For more than a year she's worked for the Hillsborough Kids Healthcare Foundation, a nonprofit group that tries to find coverage for children without insurance.
"It's just not acceptable to me that you will have two children with the same issues, but they'll have two different outcomes because of whatever choices their parents made," she said.
She dreams of sorting out the dysfunction in the U.S. health care system and fixing it, at least for the most vulnerable.
After finding Printz and her 18 future classmates, USF's next challenge will be keeping their dreams alive through the next four years, which at times will be grueling.
They'll have to learn all the things traditional medical students do, but USF hopes to stoke their ideals with small group discussions of ethics and current health care dilemmas.
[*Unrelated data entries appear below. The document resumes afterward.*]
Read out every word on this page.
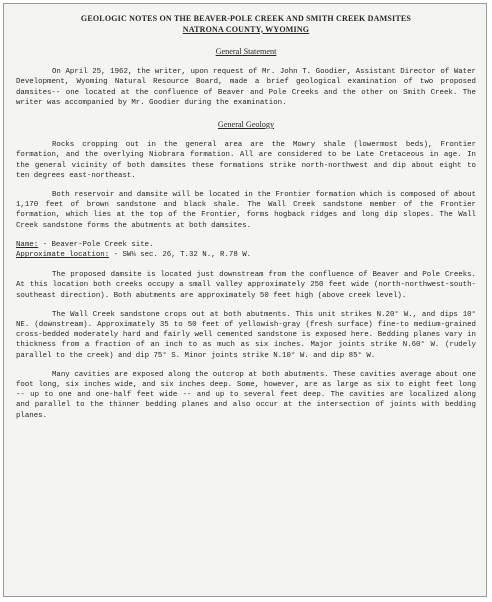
GEOLOGIC NOTES ON THE BEAVER-POLE CREEK AND SMITH CREEK DAMSITES
NATRONA COUNTY, WYOMING
General Statement

On April 25, 1962, the writer, upon request of Mr. John T. Goodier, Assistant Director of Water Development, Wyoming Natural Resource Board, made a brief geological examination of two proposed damsites-- one located at the confluence of Beaver and Pole Creeks and the other on Smith Creek. The writer was accompanied by Mr. Goodier during the examination.

General Geology

Rocks cropping out in the general area are the Mowry shale (lowermost beds), Frontier formation, and the overlying Niobrara formation. All are considered to be Late Cretaceous in age. In the general vicinity of both damsites these formations strike north-northwest and dip about eight to ten degrees east-northeast.

Both reservoir and damsite will be located in the Frontier formation which is composed of about 1,170 feet of brown sandstone and black shale. The Wall Creek sandstone member of the Frontier formation, which lies at the top of the Frontier, forms hogback ridges and long dip slopes. The Wall Creek sandstone forms the abutments at both damsites.

Name: - Beaver-Pole Creek site.
Approximate location: - SW¼ sec. 26, T.32 N., R.78 W.

The proposed damsite is located just downstream from the confluence of Beaver and Pole Creeks. At this location both creeks occupy a small valley approximately 250 feet wide (north-northwest-south-southeast direction). Both abutments are approximately 50 feet high (above creek level).

The Wall Creek sandstone crops out at both abutments. This unit strikes N.20° W., and dips 10° NE. (downstream). Approximately 35 to 50 feet of yellowish-gray (fresh surface) fine-to medium-grained cross-bedded moderately hard and fairly well cemented sandstone is exposed here. Bedding planes vary in thickness from a fraction of an inch to as much as six inches. Major joints strike N.60° W. (rudely parallel to the creek) and dip 75° S. Minor joints strike N.10° W. and dip 85° W.

Many cavities are exposed along the outcrop at both abutments. These cavities average about one foot long, six inches wide, and six inches deep. Some, however, are as large as six to eight feet long -- up to one and one-half feet wide -- and up to several feet deep. The cavities are localized along and parallel to the thinner bedding planes and also occur at the intersection of joints with bedding planes.
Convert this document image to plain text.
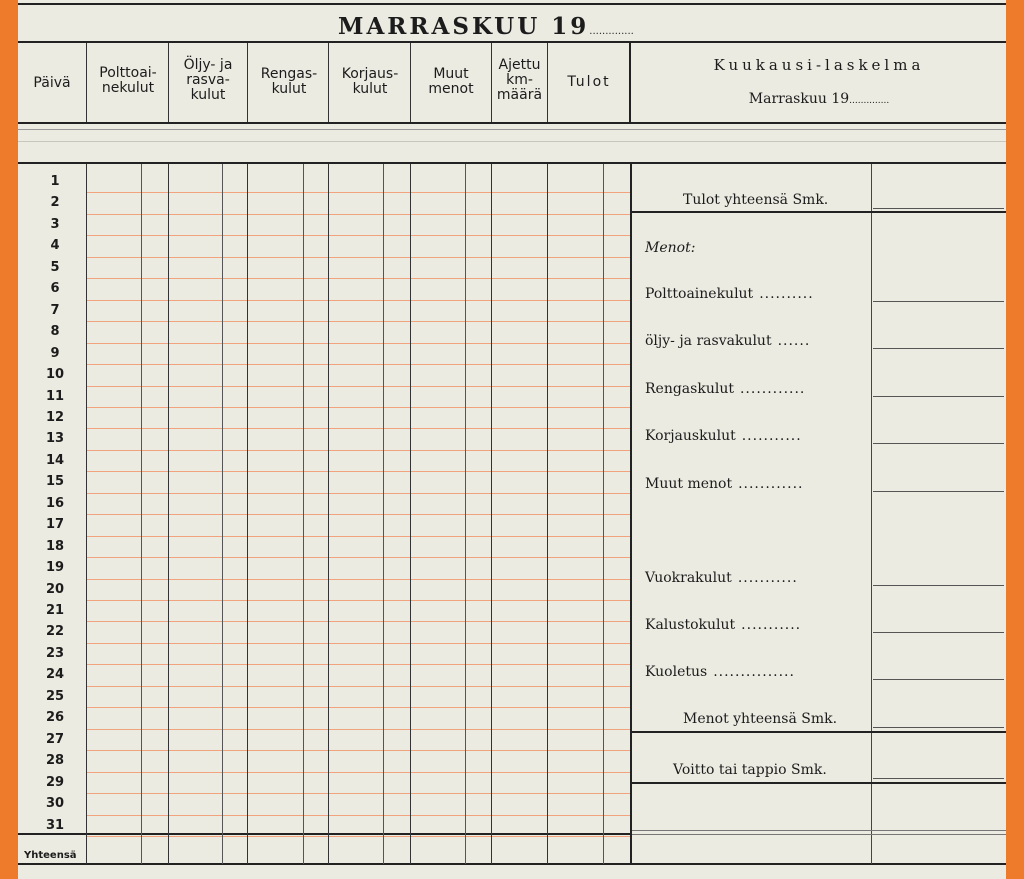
MARRASKUU 19..............
Päivä
Polttoai-
nekulut
Öljy- ja
rasva-
kulut
Rengas-
kulut
Korjaus-
kulut
Muut
menot
Ajettu
km-
määrä
Tulot
Kuukausi-laskelma
Marraskuu 19..............
1
2
3
4
5
6
7
8
9
10
11
12
13
14
15
16
17
18
19
20
21
22
23
24
25
26
27
28
29
30
31
Yhteensä
Tulot yhteensä Smk.
Menot:
Polttoainekulut ..........
öljy- ja rasvakulut ......
Rengaskulut ............
Korjauskulut ...........
Muut menot ............
Vuokrakulut ...........
Kalustokulut ...........
Kuoletus ...............
Menot yhteensä Smk.
Voitto tai tappio Smk.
"They'll be stimulated, even pushed to understand in more depth the implications of actual health policy," said Robert Brooks, associate vice president of Health Leadership at USF.
They'll have mentors to help them stay focused. They'll spend the summer after their first year with people handling real life issues, a hospital administrator or the director of a county health department.
"The focus will be on leadership, not just content," Brooks said.
If all plays out as Klasko envisions, they'll emerge in four years with all the knowledge of any doctor, but also the skills to bring change to dysfunctional systems.
Whether the average patient will one day see a difference because of this and other new programs is a big question, said Sondheim, of the medical college association. But he's optimistic.
Studies of "mission driven" programs in Europe and Israel show that they produce graduates with measurably different attitudes about their responsibilities.
"People are watching this in the United States," he said. "They're really beginning to talk openly about personal characteristics in medicine."
Printz and the 18 other SELECT students start next month.
"I can't wait," she said.
"I don't know if I could have dreamed bigger than this."